French composer Germaine Tailleferre was the only female belonging to the group of French composers known as Les Six. All working in the Parisian bohemian district of Montparnasse, the music produced by the group reacted against the style of Richard Wagner. Les Six was made up of Mihaud, Auric, Durey, Honegger, Poulenc and, of course, Tailleferre. Along with Jean Cocteau the group began to frequent a bar called "La gaya" that they soon renamed The Ox on the Roof, where they would play tunes and share ideas.
Tailleferre spent a lot of time with Maurice Ravel, who encouraged her to enter the Prix de Rome. From her first Piano Concerto to the Harp Concertino and several ballets, she wrote much of her important music in the 1920s, a productive period that nonetheless saw her marriage to, and subsequent divorce, from Ralph Barton, an American caricaturist.

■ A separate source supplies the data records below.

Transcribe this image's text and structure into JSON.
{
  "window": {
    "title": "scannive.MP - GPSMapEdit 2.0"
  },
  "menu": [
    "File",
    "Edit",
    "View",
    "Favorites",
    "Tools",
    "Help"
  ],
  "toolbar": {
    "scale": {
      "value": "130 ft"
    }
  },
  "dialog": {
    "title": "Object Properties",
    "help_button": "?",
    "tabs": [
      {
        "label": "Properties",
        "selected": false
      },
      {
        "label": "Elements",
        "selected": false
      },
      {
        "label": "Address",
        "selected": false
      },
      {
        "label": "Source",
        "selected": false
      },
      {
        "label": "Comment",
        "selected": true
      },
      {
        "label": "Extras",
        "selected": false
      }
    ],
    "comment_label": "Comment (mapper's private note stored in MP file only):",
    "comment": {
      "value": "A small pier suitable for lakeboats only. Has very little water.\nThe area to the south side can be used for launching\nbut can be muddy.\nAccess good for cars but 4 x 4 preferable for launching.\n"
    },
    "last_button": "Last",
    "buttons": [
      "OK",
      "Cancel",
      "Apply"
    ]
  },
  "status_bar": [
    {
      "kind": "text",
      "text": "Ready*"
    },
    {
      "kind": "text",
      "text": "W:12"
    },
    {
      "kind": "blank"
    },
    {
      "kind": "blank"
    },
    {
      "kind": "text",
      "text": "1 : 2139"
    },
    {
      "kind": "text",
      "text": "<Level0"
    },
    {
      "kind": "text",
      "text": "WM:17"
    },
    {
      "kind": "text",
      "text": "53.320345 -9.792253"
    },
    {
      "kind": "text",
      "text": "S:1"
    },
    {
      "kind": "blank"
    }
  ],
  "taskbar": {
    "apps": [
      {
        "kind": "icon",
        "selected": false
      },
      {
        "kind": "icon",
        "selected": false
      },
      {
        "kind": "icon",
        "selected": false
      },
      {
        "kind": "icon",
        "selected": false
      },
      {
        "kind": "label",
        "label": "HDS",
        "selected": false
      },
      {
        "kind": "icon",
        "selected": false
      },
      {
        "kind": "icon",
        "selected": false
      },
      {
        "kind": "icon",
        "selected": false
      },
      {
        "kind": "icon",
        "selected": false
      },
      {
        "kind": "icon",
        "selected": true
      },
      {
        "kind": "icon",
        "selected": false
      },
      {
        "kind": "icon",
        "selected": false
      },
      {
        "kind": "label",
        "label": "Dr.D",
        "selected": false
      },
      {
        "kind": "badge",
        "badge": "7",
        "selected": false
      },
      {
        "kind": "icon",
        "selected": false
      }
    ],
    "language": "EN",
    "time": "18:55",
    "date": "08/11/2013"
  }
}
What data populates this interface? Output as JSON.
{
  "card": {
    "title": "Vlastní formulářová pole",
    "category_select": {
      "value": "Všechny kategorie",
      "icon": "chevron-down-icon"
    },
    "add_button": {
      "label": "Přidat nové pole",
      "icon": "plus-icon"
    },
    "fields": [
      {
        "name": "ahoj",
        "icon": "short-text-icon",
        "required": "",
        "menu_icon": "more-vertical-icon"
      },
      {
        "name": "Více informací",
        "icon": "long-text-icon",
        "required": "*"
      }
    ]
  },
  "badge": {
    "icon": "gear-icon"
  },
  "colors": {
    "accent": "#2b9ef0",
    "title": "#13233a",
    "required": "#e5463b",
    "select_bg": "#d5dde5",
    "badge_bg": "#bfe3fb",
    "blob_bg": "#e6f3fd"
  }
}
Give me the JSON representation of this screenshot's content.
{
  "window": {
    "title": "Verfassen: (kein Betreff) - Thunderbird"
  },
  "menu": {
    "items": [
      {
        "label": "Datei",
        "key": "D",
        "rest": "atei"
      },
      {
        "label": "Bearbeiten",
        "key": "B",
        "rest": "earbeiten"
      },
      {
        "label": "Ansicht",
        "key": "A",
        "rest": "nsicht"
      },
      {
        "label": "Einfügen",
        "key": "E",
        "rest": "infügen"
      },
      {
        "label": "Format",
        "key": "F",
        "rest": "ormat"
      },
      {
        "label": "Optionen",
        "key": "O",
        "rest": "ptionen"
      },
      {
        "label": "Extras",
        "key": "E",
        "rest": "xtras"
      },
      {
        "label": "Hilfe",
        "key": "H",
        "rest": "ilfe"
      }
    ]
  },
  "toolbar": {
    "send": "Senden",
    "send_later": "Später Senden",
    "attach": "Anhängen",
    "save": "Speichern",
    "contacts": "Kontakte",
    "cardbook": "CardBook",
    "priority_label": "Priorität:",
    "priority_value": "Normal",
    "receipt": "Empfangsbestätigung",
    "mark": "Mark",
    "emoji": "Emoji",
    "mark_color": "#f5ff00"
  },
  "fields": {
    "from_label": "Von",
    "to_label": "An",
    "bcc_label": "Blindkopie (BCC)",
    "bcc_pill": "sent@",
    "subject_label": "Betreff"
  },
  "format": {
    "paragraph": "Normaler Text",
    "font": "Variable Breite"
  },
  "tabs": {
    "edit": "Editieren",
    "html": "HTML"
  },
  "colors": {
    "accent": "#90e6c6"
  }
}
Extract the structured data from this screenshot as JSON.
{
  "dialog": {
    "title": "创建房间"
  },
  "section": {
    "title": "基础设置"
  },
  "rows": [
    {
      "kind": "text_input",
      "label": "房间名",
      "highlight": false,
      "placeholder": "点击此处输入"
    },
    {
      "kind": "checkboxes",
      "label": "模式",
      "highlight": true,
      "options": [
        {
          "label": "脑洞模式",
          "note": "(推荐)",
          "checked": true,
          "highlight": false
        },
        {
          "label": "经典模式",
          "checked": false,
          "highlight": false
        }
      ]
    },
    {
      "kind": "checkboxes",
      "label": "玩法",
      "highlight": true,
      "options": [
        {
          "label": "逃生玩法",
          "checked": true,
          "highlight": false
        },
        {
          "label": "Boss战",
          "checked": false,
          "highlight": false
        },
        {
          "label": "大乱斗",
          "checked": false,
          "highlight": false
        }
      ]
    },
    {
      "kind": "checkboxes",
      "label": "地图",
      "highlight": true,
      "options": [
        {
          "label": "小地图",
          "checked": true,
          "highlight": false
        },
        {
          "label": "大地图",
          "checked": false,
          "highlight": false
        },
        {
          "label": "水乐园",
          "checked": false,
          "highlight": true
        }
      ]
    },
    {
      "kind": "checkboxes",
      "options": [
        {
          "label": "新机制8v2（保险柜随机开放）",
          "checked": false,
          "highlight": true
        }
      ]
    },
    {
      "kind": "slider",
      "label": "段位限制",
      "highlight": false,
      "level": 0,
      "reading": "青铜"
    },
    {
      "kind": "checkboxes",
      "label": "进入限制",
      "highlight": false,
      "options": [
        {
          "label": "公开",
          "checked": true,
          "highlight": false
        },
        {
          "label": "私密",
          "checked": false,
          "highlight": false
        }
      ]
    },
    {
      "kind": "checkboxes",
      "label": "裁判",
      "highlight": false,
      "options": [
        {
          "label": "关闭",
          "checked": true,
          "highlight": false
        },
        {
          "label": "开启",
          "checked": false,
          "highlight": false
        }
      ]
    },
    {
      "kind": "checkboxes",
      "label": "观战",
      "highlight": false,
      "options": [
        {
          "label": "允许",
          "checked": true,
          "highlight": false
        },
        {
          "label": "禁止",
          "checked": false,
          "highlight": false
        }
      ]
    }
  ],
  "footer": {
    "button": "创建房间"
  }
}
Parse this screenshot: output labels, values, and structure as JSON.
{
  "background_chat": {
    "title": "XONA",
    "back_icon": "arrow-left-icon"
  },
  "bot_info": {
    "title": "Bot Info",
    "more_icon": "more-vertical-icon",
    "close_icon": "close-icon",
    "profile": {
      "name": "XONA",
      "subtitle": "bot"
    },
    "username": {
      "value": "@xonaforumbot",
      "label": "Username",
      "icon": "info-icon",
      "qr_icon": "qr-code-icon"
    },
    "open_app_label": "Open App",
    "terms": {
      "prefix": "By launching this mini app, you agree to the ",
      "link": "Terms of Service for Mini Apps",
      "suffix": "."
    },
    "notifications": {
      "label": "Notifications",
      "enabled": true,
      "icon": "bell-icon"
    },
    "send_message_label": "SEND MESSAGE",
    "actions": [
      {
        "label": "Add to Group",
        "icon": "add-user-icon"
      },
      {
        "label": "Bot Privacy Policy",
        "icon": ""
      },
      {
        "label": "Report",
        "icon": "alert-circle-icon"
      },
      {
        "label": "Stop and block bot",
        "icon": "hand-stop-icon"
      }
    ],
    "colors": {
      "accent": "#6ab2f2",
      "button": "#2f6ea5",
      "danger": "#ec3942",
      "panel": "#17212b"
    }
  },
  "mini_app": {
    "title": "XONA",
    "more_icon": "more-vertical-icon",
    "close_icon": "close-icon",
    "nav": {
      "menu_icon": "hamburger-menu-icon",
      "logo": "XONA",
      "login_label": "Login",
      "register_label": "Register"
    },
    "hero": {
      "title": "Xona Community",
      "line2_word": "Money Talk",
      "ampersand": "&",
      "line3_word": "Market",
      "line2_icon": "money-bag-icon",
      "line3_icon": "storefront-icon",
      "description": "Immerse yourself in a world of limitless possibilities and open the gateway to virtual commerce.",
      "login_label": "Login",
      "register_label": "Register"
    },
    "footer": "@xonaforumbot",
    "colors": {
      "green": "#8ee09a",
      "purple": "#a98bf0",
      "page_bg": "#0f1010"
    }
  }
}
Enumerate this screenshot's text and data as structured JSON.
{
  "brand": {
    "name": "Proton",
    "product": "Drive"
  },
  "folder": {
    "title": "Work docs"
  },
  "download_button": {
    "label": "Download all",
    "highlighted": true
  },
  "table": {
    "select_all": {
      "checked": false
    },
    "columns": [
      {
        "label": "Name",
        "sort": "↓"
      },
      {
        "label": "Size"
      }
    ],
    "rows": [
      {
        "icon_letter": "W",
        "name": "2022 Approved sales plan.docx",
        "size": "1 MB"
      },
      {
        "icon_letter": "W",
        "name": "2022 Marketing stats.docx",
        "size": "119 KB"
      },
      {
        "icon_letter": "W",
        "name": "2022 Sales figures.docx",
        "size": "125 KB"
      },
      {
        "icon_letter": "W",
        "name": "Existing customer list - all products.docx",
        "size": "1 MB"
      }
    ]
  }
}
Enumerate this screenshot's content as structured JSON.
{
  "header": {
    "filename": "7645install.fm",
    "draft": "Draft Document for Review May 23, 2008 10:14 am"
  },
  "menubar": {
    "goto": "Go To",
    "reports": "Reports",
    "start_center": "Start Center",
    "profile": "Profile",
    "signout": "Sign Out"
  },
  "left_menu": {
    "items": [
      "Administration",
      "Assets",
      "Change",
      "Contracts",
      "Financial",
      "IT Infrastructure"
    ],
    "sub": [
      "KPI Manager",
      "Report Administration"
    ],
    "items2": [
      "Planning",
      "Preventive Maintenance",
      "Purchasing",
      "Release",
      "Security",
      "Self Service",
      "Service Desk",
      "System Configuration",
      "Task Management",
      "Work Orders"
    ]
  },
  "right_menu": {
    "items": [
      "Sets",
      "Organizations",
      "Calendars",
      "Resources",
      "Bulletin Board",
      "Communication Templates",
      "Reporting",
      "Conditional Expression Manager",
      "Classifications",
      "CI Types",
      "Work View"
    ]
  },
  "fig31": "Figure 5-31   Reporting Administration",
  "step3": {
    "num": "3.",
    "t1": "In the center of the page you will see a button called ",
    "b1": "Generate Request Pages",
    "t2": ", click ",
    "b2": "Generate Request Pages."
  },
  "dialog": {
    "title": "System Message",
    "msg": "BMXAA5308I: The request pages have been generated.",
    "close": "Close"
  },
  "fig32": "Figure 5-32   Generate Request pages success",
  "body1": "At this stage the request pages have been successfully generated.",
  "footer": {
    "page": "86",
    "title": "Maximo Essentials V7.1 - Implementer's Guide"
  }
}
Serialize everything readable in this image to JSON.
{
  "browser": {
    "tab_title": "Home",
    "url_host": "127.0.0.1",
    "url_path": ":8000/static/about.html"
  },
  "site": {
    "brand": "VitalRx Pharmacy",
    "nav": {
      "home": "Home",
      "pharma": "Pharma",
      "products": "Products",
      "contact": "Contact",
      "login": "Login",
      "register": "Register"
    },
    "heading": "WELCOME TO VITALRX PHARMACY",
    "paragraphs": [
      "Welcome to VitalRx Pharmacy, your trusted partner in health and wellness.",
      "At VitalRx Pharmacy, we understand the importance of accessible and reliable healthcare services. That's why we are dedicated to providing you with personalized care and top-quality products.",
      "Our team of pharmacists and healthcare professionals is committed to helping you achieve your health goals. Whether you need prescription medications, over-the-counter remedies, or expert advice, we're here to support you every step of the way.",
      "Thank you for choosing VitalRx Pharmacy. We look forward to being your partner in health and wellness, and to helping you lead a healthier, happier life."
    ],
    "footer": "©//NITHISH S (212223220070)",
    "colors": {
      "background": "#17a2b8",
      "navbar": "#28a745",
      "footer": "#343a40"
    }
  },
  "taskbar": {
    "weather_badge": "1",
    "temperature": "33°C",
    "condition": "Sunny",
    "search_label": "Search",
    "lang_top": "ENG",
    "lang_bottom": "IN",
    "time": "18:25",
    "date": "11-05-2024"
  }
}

The 1930s proved even more fruitful, as she expanded her repertoire to include a Violin Concerto and several operas. Following her uprooting during the war, she continued to composer both orchestral and chamber music, as well as an impressive number of film and television scores.
A true Frenchwoman at heart, Tailleferre's music reflects a love of Paris and a sensitivity that echoes through her beautiful works for piano. From the large ballets and operas of her early career, to the small, intimate piano compositions of the latter decades of her life, her music is always touching and beautifully emotive. This album features recordings of three delightful works for piano by Tailleferre, as well as music by her good friend Ravel and fellow members of Les Six.